What you did to your uncle’s grave was unforgivable. Your mother blamed herself, as always. You didn’t know what you were doing, she said. I could accept that when you traded the shofar I gave you for that eMotiv headset, perhaps, or even when you befriended those young toughs with the shaved heads and the filthy mouths. I would never have forgiven the swastika on your game pod but you are my daughter’s son, not mine. Maybe it was only adolescent rebellion. How could you know, after all? How could any child really know, here in 2017? Genocide is far too monstrous a thing for history books and grainy old photographs to convey. You were not there; you could never understand.
We told ourselves you were a good boy at heart, that it was ancient history to you, abstract and unreal. Both of us doctors, all too familiar with the sad stereotype of the self-loathing Jew, we talked ourselves into treating you like some kind of victim. And then the police brought you back from the cemetery and you looked at us with those dull, indifferent eyes, and I stopped making excuses. It wasn’t just your uncle’s grave. You were spitting on six million others, and you knew, and it meant nothing.
Your mother cried for hours. Hadn’t she shown you the old albums, the online archives, the family tree with so many branches hacked off mid-century? Hadn’t we both tried to tell you the stories? I tried to comfort her. An impossible task, I said, explaining Never Again to someone whose only knowledge of murder is the score he racks up playing Zombie Hunter all day…
And that was when I knew what to do.
I waited. A week, two, long enough to let you think I’d excused and forgiven as I always have. But I knew your weak spot. Nothing happens fast enough for you. These miraculous toys of yours—electrodes that read the emotions, take orders directly from the subconscious—they bore you now. You’ve seen the ads for Improved RealityTM: sensation planted directly into the brain! Throw away the goggles and earphones and the gloves, throw away the keys!
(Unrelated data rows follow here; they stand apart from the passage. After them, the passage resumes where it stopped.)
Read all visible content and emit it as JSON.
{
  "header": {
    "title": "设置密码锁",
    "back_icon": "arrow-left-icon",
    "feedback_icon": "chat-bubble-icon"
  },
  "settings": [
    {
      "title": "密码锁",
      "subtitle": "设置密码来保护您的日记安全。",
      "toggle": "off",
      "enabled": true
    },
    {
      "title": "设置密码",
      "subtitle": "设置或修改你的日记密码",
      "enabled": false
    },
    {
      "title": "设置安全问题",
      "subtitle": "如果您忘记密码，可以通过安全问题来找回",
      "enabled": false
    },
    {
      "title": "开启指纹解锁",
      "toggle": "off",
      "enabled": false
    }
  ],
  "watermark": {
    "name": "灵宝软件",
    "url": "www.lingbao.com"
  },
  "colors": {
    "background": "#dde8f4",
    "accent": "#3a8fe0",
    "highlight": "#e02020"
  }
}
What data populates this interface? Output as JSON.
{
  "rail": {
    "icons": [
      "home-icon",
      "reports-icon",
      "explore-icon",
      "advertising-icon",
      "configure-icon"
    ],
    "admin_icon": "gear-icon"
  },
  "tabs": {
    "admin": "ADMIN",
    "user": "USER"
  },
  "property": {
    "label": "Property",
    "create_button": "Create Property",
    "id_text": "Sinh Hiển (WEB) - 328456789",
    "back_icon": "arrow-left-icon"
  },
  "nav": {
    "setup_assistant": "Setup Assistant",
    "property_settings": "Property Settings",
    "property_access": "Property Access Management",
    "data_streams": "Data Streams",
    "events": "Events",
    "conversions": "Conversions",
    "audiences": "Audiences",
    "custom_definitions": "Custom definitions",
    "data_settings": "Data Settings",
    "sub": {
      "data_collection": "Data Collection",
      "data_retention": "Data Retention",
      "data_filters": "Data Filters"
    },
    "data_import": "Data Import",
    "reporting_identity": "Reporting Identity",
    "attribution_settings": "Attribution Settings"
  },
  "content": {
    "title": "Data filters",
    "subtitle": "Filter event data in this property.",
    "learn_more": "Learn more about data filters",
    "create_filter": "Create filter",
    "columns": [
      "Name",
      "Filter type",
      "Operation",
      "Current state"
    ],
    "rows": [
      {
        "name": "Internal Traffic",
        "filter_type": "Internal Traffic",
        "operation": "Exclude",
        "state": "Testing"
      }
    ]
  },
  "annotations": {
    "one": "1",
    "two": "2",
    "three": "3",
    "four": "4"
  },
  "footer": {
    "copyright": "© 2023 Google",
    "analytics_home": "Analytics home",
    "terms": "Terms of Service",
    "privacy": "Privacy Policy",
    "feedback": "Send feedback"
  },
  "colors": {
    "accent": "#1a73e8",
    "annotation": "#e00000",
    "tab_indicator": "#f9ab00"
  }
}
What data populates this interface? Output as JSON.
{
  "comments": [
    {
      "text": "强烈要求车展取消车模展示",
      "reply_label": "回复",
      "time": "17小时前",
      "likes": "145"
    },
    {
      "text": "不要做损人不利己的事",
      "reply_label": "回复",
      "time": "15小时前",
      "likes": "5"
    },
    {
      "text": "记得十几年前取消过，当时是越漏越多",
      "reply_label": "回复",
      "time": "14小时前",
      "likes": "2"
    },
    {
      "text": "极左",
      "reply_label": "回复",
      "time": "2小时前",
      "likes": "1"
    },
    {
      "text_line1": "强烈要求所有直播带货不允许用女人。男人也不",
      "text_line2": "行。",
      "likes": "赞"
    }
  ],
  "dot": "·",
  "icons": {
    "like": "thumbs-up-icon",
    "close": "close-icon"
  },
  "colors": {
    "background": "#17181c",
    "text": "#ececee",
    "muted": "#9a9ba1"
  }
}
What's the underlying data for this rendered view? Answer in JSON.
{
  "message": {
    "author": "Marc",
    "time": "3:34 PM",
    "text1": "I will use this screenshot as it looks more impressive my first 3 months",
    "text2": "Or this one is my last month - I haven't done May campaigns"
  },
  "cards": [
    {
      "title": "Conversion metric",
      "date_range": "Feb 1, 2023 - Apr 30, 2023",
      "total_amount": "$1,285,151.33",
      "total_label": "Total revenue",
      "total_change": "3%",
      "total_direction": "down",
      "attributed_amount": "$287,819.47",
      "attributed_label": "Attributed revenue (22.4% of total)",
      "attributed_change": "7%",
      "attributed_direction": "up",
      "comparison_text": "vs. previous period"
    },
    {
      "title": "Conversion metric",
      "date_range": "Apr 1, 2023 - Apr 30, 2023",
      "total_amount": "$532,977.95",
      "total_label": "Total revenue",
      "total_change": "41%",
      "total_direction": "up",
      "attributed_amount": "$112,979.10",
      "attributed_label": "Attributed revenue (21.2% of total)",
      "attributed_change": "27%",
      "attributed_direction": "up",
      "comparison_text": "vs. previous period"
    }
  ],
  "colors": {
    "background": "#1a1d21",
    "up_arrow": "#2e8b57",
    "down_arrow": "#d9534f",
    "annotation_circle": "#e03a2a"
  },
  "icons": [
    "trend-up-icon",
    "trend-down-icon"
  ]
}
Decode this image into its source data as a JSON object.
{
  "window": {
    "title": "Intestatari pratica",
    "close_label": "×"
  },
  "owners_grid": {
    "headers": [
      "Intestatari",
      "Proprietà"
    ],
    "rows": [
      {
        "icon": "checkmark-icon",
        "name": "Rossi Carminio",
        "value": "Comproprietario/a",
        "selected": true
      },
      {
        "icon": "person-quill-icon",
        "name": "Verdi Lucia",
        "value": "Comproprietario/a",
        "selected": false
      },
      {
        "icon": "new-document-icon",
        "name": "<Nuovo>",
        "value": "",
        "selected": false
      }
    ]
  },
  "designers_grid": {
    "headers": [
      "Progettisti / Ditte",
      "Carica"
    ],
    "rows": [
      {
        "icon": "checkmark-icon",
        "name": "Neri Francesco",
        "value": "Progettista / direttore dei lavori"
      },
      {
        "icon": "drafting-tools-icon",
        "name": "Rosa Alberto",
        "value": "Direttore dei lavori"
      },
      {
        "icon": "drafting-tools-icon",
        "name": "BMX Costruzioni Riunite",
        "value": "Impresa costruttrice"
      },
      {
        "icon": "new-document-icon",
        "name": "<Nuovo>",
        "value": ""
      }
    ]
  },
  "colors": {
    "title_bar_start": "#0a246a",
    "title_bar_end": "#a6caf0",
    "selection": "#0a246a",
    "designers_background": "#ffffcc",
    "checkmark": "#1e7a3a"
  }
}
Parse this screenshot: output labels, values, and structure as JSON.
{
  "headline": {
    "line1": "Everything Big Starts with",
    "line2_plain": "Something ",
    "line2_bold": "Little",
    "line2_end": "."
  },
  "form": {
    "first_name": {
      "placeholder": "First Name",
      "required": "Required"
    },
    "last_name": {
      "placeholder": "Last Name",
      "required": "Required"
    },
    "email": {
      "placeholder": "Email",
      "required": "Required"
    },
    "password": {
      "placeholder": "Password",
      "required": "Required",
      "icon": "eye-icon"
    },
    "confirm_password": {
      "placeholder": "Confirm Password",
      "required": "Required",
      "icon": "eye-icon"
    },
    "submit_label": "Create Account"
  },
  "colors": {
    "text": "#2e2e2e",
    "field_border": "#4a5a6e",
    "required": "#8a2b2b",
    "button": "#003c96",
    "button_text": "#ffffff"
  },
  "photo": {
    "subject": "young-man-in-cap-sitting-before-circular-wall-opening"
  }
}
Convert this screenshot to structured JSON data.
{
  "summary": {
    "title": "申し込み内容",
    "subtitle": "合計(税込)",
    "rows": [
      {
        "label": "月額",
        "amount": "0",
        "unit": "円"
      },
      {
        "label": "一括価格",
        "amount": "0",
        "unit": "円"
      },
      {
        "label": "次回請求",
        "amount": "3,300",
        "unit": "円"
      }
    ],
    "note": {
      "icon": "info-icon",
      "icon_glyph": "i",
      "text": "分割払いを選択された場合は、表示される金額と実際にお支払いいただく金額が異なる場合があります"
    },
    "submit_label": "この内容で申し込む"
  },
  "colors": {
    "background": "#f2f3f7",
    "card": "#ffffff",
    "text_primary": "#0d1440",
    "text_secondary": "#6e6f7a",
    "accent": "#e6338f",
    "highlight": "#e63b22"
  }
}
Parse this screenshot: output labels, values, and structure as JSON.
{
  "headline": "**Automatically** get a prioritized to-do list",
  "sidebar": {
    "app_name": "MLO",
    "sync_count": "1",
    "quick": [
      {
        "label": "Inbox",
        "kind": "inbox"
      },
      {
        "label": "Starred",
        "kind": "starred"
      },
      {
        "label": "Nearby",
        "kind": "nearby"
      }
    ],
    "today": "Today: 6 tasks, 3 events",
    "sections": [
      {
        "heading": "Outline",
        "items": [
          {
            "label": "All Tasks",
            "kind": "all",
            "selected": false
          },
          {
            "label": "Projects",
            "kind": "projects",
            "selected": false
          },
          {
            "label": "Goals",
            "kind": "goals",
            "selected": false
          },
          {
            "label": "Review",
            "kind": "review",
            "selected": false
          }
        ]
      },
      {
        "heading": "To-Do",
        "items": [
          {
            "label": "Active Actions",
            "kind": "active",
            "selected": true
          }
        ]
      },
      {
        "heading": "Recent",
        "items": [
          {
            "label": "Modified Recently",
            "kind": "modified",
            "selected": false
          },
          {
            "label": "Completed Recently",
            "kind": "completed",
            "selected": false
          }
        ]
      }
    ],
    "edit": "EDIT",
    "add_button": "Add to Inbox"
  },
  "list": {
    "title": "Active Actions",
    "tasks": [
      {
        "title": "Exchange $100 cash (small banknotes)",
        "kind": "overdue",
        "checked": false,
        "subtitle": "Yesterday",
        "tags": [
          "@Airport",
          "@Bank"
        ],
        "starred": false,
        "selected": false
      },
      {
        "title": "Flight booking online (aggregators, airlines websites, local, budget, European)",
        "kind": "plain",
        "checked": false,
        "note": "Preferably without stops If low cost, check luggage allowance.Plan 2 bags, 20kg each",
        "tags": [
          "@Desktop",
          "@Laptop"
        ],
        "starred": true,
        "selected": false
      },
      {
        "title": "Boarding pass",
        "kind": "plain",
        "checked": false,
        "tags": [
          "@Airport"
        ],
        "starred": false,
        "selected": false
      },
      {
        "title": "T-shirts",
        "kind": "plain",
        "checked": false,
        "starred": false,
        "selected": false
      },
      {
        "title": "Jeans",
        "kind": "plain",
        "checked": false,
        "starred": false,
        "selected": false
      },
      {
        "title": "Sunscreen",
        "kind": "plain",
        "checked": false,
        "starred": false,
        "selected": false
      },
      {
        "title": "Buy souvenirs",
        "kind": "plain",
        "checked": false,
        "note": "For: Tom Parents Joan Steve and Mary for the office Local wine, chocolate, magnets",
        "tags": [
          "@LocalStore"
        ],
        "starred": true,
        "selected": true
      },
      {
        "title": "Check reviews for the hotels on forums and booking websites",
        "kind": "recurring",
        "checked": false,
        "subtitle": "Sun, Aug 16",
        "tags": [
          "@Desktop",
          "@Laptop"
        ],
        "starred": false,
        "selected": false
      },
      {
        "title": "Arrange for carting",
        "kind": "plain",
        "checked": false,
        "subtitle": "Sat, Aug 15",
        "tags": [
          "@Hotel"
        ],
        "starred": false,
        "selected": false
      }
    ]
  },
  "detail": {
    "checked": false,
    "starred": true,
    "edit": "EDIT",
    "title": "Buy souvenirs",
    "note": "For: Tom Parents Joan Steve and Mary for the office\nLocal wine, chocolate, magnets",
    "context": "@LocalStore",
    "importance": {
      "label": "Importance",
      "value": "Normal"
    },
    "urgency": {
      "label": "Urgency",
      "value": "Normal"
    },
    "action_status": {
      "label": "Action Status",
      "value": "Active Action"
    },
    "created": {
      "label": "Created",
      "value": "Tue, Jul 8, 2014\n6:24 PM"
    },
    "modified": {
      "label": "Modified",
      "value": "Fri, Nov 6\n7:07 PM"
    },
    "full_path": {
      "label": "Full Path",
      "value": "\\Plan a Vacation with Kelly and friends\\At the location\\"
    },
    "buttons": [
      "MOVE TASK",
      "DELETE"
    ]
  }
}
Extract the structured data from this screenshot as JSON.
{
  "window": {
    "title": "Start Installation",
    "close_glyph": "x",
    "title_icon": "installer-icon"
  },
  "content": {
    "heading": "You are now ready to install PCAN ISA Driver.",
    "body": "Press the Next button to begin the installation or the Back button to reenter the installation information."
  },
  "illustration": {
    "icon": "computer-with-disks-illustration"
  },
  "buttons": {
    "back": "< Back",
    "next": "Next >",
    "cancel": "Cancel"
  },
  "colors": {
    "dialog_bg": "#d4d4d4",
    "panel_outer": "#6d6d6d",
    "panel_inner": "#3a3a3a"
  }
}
Feel the breezes of fantasy worlds against your skin, smell the smoke of battle, taste the blood of your toy monsters, so easily killed! Immerse all your senses in the slaughter!
You were tired of playing with cartoons, and the new model wouldn’t be out for so very long. You jumped at my suggestion: You know, your mother’s working on something like that. It’s medical, of course, but it works the same way. She might even have some sensory samplers loaded for testing purposes.
Maybe, if you promise not to tell, we could sneak you in…
Retired, yes, but I never gave up my privileges. Almost two decades since I closed my practice but I still spend time in your mother’s lab, lend a hand now and then. I still marvel at her passion to know how the mind works, how it keeps breaking. She got that from me. I got it from Treblinka, when I was only half your age. I, too, grew up driven to fix broken souls—but the psychiatrist’s tools were such blunt things back then. Scalpels to open flesh, words and drugs to open minds. Our techniques had all the precision of a drunkard stomping on the floor, trying to move glasses on the bar with the vibrations of his boot.
These machines your mother has, though! Transcranial superconductors, deep-focus microwave emitters, Szpindel resonators! Specific pathways targeted, rewritten, erased completely! Their very names sound like incantations!
I cannot use them as she can. I only know the basics. I can’t implant sights or sounds, can’t create actual memories. Not declarative ones, anyway.
But procedural memory? That I can do. The right frontal lobe, the hippocampus, basic fear and anxiety responses. The reptile is easily awakened. And you didn’t need the details. No need to remember my baby sister face-down like a pile of sticks in the mud. No need for the colour of the sky that day, as I stood frozen and fearful of some real monster’s notice should I go to her. You didn’t need the actual lesson.
The moral would do.
Afterwards you sat up, confused, then disappointed, then resentful. “That was nothing! It didn’t even work!” I needed no machines to see into your head then. Senile old fart, doesn’t know half as much as he thinks. And as one day went by, and another, I began to fear you were right.
But then came the retching sounds from behind the bathroom door. All those hours hidden away in your room, your game pod abandoned on the living room floor. And then your mother came to me, eyes brimming with worry: never seen you like this, she said. Jumping at shadows. Not sleeping at night. This morning she found you throwing clothes into your backpack—they’re coming, they’re coming, we gotta run—and when she asked who they were, you couldn’t tell her.
So here we are. You huddle in the corner, your eyes black begging holes that can’t stop moving, that see horrors in every shadow. Your fists bleed, nails gouging the palms. I remember, when I was your age. I cut myself to feel alive. Sometimes I still do. It never really stops.
Some day, your mother says, her machines will exorcise my demons. Doesn’t she understand what a terrible mistake that would be? Doesn’t history, once forgotten, repeat? Didn’t even the worst president in history admit that memories belong to everyone?
I say nothing to you. We know each other now, so much deeper than words.
I have made you wise, grandson. I have shown you the world.
Now I will help you to live with it.